The new emulsion maker, combined with an optimized emPCR protocol, also results in beads loaded with more template than before. This has enabled the company to reduce the cycle time and the overall run time. Runs now take only 4.5 days instead of 8.5 days for a fragment library, and 8 days instead of 12 to15 days for a mate-pair library.
The improved bead loading has also enabled the researchers to increase the number of cycles per run, and thus the read length and output per run.
In a collaborative project, ABI has achieved 50-base reads with high signal quality, according to Costa.
ABI has also developed a new protocol for generating paired-end libraries that allows researchers to sequence tags between 50 and 75 bases in length from each side, instead of 25 to 27 bases. “It gives a lot more power and more linkage to the mate pair libraries that you are generating,” Costa said. The length of the paired-end library fragments generated by this method is currently limited to 250 bases, she said. ABI has already used the new approach to sequence 3-kilobase libraries from a human genome.

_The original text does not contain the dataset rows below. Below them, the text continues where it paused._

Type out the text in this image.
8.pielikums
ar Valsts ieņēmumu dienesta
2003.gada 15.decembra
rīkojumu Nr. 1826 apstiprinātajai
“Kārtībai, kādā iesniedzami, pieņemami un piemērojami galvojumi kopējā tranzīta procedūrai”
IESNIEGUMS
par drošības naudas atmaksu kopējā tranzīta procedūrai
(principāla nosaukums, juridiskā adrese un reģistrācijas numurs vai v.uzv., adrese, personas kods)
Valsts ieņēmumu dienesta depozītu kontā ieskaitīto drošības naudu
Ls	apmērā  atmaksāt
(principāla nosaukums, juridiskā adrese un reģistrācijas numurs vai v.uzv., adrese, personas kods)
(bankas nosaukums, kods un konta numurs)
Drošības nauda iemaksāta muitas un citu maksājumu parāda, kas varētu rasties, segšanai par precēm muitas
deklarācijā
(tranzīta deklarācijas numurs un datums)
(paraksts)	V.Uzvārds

Kevin McKernan, ABI’s senior director for scientific operations for high throughput discovery, reported at the meeting that ABI has generated 9 gigabases of data internally in a single paired-end run.
According to Costa, ABI has also optimized procedures for pooled amplicon sequencing, for example for long-range PCR sequencing projects, in order to prevent end bias.
Finally, ABI is testing 16 barcodes for the system that will be included in one of the library adaptors. “They are primed from a second primer, much like our mate pairs, so tag length will not be impacted from the incorporation of a barcode,” McKernan told In Sequence by e-mail.